The way I do that is I have an object that I've created. The object is named label. I use the name of the object followed by a dot, followed by a method that I'm going to call on that object, remember in Karel's world, we had methods. The way we called Karel's methods was we just gave the name of the commands to go execute that method.

Now, all methods are associated with objects, at least for the time being.
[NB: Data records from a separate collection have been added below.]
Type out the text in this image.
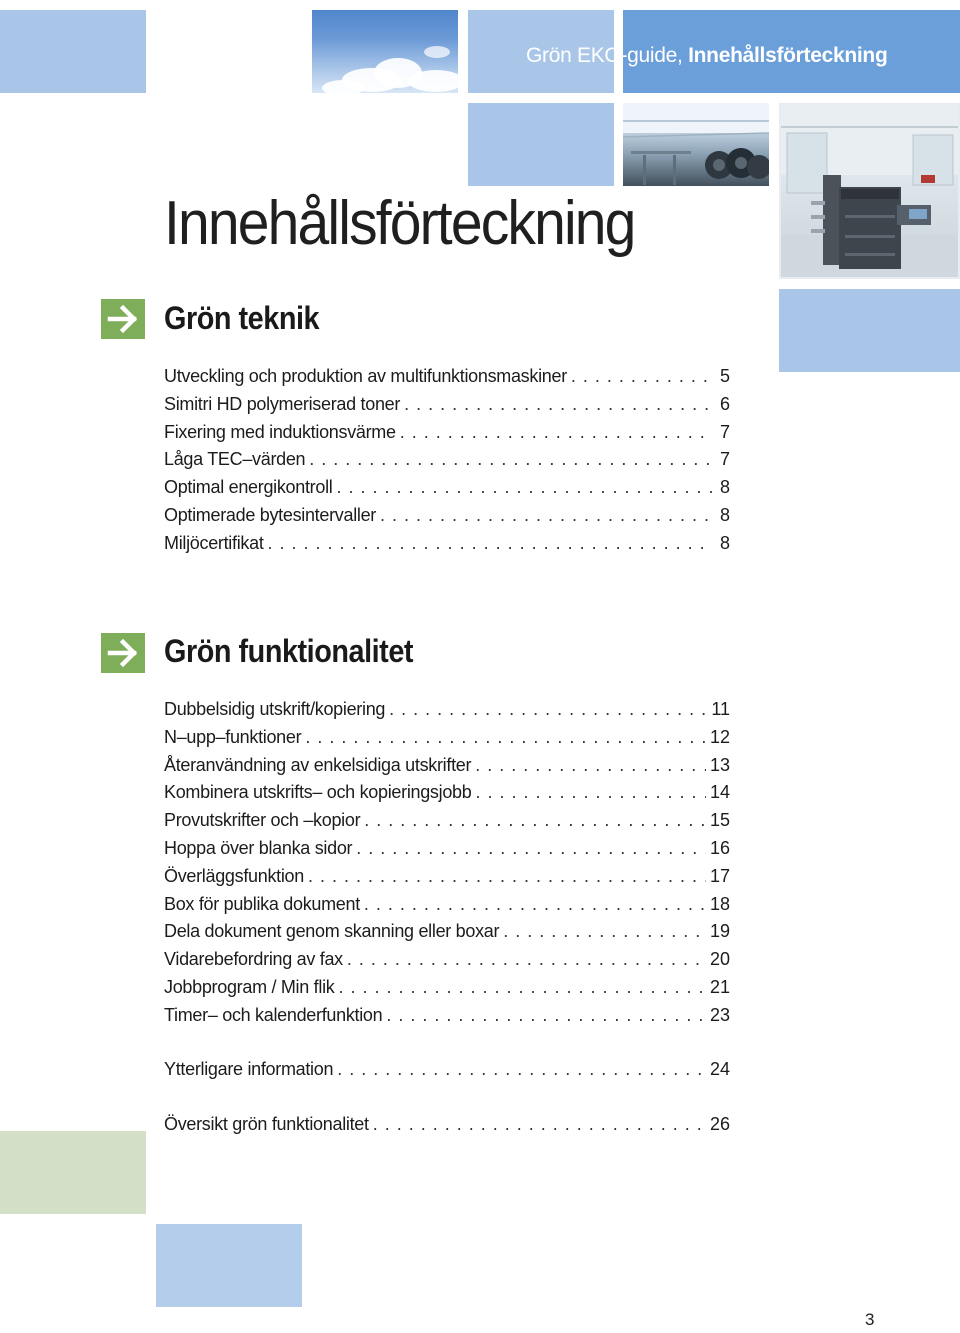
Grön EKO-guide, Innehållsförteckning
Innehållsförteckning
Grön teknik
Utveckling och produktion av multifunktionsmaskiner . . .	5
Simitri HD polymeriserad toner . . .	6
Fixering med induktionsvärme . . .	7
Låga TEC–värden . . .	7
Optimal energikontroll . . .	8
Optimerade bytesintervaller . . .	8
Miljöcertifikat . . .	8
Grön funktionalitet
Dubbelsidig utskrift/kopiering . . .	11
N–upp–funktioner . . .	12
Återanvändning av enkelsidiga utskrifter . . .	13
Kombinera utskrifts– och kopieringsjobb . . .	14
Provutskrifter och –kopior . . .	15
Hoppa över blanka sidor . . .	16
Överläggsfunktion . . .	17
Box för publika dokument . . .	18
Dela dokument genom skanning eller boxar . . .	19
Vidarebefordring av fax . . .	20
Jobbprogram / Min flik . . .	21
Timer– och kalenderfunktion . . .	23
Ytterligare information . . .	24
Översikt grön funktionalitet . . .	26
3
So when I have label and I say, "Set font," what that actually means is set the fonts for this particular label object to be sans seraph 36, and so when I execute that, what happens is it becomes 36 point font in sans seraph which means seraphs are just little things of if you can see the font up there has you know, swishes at the end of letters, those are seraphs, so a font like this doesn't have any of the squishes at the end of the letter. San seraph, sans means not, Okay?

Then we say, "You know what, I'd really like you to be red because black is just so blasé and red is really the new black, so set your color to be the red color." Like, okay, and so I execute that and it turns itself red. There's still nothing on the screen.

This is all like of with the label and now that I've taken this label and I've taken this text and made it big and turned it red I finally say, "Hey, graphics program, add this label, add this object to your collage," and it says, "Okay," and it adds it at the location at which this label was created which was 100,75.

So then it finally shows up on the screen. It only shows up on the screen when I actually do the add. Up to that point, all I've done is modify some of the properties of this thing, okay.

So starting next time, what we're gonna actually get into is thinking about what is this GLabel thing about, what does it mean when we actually specify a method for an object and go into all that in a little bit more detail, but hopefully seeing an example of what your first Java program looks like.

All right, I'll see you all on Wednesday.